People are human, and need our forgiveness. Whats a few
million spy-ware program/viruses, anyway? Except for the
blackouts and the space shuttle shoot down, they've kept us safe
from Obama Bin Laden.

[rbiz]

It's Still Our Choice - for now...

I think it is a point well made that, techniques for undercover
work are not readily shared with the public, and in practice I'm
not against this as long as there are "oversight committees"
made up of good bipartisan groups to police the policeman, and
I'm not being sarcastic here, these are the principles and
philosophies the United States of America was founded on in
order to protect the freedoms of its citizens even from its own
government if need be. And alas, this point is where we as
Americans are somehow losing or have already lost our way.
Even before 911 we as a nation were in a mood where we just
wanted our gasoline and our high speed internet and we didn't
care or want to know how, just as long as we get what we think
made us comfortable. As Americans we have well forgotten
what makes a true American - ultimately. Loyalty to our
president and our country should be among the the noble
principles that we are willing to die for, and I think that from
Vietnam to Iraq we as American have proven our willingness to
get the job done even when it doesn't feel good. But there is an
overarching principle upon which this great nation was founded
that trumps all other national causes, remember what that is?
Personal, individual rights. Our constitution in essence and in
fact, gives every American citizen the right to defend our
respective personal freedoms, even against our own government
if our government begins to usurp by force, or in any other way
to take away those freedoms.
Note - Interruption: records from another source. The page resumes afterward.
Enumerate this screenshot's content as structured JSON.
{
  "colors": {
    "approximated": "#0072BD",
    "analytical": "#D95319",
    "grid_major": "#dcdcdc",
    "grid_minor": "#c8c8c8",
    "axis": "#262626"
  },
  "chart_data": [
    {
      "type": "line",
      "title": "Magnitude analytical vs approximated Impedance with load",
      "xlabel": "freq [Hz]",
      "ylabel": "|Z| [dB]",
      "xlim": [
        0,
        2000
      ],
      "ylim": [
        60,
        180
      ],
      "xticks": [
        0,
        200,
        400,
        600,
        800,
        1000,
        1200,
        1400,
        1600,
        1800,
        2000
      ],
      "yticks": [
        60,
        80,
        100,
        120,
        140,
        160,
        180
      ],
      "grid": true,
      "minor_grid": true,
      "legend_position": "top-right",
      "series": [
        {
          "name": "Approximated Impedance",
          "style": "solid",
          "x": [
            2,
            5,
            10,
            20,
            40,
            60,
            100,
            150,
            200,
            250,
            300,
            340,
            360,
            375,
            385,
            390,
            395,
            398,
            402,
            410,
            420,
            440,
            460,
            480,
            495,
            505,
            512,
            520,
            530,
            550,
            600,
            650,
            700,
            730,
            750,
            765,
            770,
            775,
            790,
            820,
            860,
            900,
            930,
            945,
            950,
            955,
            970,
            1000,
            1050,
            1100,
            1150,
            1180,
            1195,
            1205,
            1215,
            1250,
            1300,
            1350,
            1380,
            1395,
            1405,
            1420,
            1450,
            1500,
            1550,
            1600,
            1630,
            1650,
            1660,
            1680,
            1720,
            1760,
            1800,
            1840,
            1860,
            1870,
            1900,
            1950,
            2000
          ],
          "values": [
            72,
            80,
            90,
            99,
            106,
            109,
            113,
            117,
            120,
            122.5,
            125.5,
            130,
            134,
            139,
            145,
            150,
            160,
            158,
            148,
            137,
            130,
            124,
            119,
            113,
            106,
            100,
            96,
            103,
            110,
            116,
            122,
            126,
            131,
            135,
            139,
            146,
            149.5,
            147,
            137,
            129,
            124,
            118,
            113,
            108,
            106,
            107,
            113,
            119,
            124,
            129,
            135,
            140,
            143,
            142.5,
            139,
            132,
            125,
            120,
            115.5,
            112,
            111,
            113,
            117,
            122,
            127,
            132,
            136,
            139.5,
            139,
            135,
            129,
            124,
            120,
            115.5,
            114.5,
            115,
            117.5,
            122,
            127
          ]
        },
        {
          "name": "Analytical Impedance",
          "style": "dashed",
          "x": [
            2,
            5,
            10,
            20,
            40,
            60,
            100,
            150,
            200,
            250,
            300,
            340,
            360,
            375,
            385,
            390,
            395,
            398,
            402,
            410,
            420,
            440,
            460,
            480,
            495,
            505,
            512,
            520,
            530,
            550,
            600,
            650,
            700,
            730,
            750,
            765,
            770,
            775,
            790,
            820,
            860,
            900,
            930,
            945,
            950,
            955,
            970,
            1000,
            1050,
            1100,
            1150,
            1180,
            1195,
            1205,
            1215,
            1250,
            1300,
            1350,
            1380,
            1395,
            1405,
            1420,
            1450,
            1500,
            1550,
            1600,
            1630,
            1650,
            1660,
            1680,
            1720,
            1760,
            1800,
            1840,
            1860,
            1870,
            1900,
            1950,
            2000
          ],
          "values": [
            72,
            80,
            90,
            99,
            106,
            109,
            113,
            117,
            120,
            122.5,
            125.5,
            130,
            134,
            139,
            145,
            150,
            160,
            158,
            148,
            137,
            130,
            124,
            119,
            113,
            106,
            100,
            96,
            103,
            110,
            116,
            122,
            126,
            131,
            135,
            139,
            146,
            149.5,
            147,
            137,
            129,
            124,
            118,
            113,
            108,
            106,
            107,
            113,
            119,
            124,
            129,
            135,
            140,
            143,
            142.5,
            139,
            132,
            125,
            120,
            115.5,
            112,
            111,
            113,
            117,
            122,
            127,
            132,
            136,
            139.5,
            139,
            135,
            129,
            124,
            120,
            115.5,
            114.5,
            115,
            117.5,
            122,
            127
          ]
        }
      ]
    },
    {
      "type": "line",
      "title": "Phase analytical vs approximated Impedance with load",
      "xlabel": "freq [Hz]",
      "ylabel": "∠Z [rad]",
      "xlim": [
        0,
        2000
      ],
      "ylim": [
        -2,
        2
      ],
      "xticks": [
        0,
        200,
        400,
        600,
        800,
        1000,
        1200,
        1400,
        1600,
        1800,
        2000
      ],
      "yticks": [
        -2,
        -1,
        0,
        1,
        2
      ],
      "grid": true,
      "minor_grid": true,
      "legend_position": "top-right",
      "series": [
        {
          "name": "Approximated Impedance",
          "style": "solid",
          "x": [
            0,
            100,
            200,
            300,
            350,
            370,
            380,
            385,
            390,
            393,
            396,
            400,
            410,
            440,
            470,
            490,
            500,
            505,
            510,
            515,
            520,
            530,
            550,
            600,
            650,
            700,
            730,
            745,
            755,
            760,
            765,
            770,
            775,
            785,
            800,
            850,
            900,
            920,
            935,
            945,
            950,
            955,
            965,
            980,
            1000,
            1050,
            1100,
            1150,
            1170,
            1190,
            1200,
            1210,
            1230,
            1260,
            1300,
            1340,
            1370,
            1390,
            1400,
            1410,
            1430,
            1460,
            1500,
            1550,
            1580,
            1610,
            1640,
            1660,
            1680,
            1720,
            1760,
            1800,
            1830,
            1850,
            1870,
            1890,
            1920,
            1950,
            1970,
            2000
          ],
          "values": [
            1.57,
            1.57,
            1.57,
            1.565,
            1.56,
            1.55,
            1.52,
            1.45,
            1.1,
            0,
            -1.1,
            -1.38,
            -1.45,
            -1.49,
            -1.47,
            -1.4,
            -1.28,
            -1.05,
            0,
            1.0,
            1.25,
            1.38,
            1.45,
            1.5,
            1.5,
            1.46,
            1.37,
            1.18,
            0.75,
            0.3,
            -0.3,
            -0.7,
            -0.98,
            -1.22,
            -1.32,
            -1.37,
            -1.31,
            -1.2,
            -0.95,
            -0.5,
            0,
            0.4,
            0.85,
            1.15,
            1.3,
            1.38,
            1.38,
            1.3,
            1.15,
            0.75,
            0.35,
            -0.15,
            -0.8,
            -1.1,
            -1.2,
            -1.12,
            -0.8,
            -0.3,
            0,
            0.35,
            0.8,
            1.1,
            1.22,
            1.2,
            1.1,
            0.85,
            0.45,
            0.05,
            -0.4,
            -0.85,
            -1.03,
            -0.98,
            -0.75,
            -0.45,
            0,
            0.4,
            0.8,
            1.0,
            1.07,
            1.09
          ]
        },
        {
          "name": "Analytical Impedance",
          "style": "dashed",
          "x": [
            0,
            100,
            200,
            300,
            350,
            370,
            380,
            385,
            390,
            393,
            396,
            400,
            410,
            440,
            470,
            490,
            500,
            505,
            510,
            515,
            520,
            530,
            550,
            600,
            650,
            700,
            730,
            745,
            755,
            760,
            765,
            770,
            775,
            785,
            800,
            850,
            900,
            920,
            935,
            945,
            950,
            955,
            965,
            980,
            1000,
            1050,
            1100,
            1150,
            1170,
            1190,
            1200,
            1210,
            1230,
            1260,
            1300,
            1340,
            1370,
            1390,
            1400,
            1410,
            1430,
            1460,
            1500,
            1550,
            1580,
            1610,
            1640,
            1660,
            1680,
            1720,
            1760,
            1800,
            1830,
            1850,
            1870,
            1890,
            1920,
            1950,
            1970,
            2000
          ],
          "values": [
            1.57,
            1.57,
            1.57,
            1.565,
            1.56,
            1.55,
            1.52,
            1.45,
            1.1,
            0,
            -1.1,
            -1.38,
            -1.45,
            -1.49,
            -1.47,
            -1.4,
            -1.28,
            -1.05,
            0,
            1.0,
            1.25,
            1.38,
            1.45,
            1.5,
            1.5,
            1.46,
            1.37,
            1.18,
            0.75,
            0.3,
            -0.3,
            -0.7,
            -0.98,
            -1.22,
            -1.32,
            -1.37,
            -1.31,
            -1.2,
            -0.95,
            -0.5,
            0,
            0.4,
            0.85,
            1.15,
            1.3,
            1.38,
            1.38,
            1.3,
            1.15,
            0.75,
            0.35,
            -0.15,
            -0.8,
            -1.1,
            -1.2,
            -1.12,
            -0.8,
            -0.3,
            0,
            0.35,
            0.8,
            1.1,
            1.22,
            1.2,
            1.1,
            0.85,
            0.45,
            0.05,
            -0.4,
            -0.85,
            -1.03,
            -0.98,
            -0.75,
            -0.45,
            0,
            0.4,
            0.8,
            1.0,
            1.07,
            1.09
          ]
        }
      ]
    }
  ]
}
In fact the implication is that its
our duty to do so.

Most of the time nationalism is a good thing, but we have
already willingly given up more than we will ever be able to get
back, and right now my question is, how much more are we
going to give up. We need to think very carefully about what
powers we are electing our government to carry on our behalf.
We are not a country of people for a government, but a country
by the people and for the people.

[inachu]

just ping them back

If you have solid data light connections then just do a nslookup and if you look up the ip address on the web then you will know if it is govt or not. If its not then call police. If it is then ping the remote ip like crazy

[TogetherinParis]

Ping the FBI & it could be obstruction of justice, so

If one were to ping the FBI & it could be obstruction of justice. If I
were on the jury and you did any communication to a government
computer intentionally to disrupt survalence--even on yourself--I
would vote to convict you and send you to prison for quite a long
time. If you feel your rights have been violated by a government
agency, call them up to complain, get a lawyer, and vote
Democratic next time.

[MOZART-TURM]

FBI MAKES ONLINE VISITS AT HOME

We have in Germany the same situation. Our minister Schaeuble want the same crime situation against the privacy of the german people. We are engaged to defend this idea of GEORGE ORWELL. We MUST FIGHT against this, we HAD (!!) Mr. Heinrich Himmler during the NAZI-TIME, and we are really NOT INTERESTED, that stupid people will kill the democr4acy in our country.

Sebastian Tropp
Mozart-Turm Deutschland

[Roy L. Benedict]

FBI makes online visits

Most citizens have nothing to fear from this because they are not monitored. The purpose is to intercept messages from those that are planing to blow up buildings and people in Germany and around the world and prevent this from happening. This could work against illegal hackers and virous producers. NAZI-TIME? Tisk, Tisk. They did a lot of bad things but e-mail they didn't have.